PharmaSignalDB: An Open Pharmacovigilance Knowledge Database for Adverse Event Mining
Main article
Abstract
Post-market drug safety surveillance remains one of the most data-intensive challenges in modern biomedical informatics. Spontaneous adverse event reporting systems generate millions of records annually; yet the absence of a curated, schema-documented, and openly accessible knowledge database impedes reproducible pharmacovigilance research and automated signal detection. This paper presents PharmaSignalDB, an open pharmacovigilance knowledge database designed for adverse event mining, disproportionality analysis, and drug-event knowledge graph construction. Built upon 11 years of processed FDA Adverse Event Reporting System (FAERS) quarterly data files from 2012 to 2023, PharmaSignalDB integrates 4,287,194 deduplicated individual case safety reports covering 8,341 drug substances and 19,472 unique preferred terms mapped to MedDRA version 26.1. The database schema comprises six normalized relational tables with complete field dictionaries, primary-key indexing, and foreign-key constraints.

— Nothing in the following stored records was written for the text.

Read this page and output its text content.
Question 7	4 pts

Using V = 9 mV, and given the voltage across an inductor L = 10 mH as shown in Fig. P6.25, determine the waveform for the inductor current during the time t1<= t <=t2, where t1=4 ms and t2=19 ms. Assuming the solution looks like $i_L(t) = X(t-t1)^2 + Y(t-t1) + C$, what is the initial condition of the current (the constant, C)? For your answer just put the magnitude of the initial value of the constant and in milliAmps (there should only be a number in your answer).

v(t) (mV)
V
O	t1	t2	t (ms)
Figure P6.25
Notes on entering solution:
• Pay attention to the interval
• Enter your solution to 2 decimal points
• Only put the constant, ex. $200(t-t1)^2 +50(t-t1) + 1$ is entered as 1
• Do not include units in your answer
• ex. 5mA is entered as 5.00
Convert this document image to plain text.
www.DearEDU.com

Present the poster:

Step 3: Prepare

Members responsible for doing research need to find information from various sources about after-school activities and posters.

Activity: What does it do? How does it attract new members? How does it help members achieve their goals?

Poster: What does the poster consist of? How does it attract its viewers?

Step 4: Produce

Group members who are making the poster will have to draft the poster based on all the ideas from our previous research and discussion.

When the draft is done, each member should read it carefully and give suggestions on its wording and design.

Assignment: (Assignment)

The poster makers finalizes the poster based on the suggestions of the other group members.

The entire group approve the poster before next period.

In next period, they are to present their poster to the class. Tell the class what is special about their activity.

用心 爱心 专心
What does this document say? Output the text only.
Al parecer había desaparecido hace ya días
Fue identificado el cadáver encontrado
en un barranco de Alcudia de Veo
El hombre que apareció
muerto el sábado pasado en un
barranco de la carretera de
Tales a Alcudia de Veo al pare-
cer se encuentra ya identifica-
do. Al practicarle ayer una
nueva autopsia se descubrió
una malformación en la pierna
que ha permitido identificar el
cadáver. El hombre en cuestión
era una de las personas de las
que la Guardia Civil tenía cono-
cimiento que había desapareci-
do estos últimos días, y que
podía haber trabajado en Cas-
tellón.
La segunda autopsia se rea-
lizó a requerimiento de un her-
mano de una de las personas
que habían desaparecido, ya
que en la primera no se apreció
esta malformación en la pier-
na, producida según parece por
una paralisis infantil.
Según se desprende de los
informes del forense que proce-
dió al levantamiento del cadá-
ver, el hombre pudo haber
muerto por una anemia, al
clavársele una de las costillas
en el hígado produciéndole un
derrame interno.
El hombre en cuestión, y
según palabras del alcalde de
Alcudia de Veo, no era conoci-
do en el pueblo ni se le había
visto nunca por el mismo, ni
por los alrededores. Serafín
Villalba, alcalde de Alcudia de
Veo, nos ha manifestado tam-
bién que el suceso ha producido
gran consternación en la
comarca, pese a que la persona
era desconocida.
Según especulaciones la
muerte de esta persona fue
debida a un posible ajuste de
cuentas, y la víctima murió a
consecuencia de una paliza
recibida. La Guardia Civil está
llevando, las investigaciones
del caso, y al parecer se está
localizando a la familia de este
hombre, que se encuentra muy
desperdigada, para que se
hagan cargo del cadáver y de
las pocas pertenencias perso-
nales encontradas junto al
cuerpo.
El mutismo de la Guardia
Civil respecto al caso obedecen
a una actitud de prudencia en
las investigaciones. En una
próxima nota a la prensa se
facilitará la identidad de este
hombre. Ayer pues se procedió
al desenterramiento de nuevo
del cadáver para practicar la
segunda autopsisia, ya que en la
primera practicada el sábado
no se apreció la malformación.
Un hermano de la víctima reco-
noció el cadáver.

A multi-stage data pipeline handles deduplication using CASE_ID-based elimination and fuzzy matching, MedDRA terminology mapping at both preferred-term (PT) and system organ class (SOC) levels, and version-controlled incremental updates. Three validation experiments are reported: (1) ROR/PRR signal stability analysis across quarterly update cycles; (2) duplicate report rate quantification; and (3) serious adverse event identification accuracy benchmarked against a EudraVigilance reference set. PharmaSignalDB achieves a deduplication rate of 18.3%, an overall field completeness of 91.2%, and a positive predictive value of 0.847 for serious event classification. The database is released under Creative Commons Attribution 4.0 with standardized Python and SQL interfaces for reproducible research.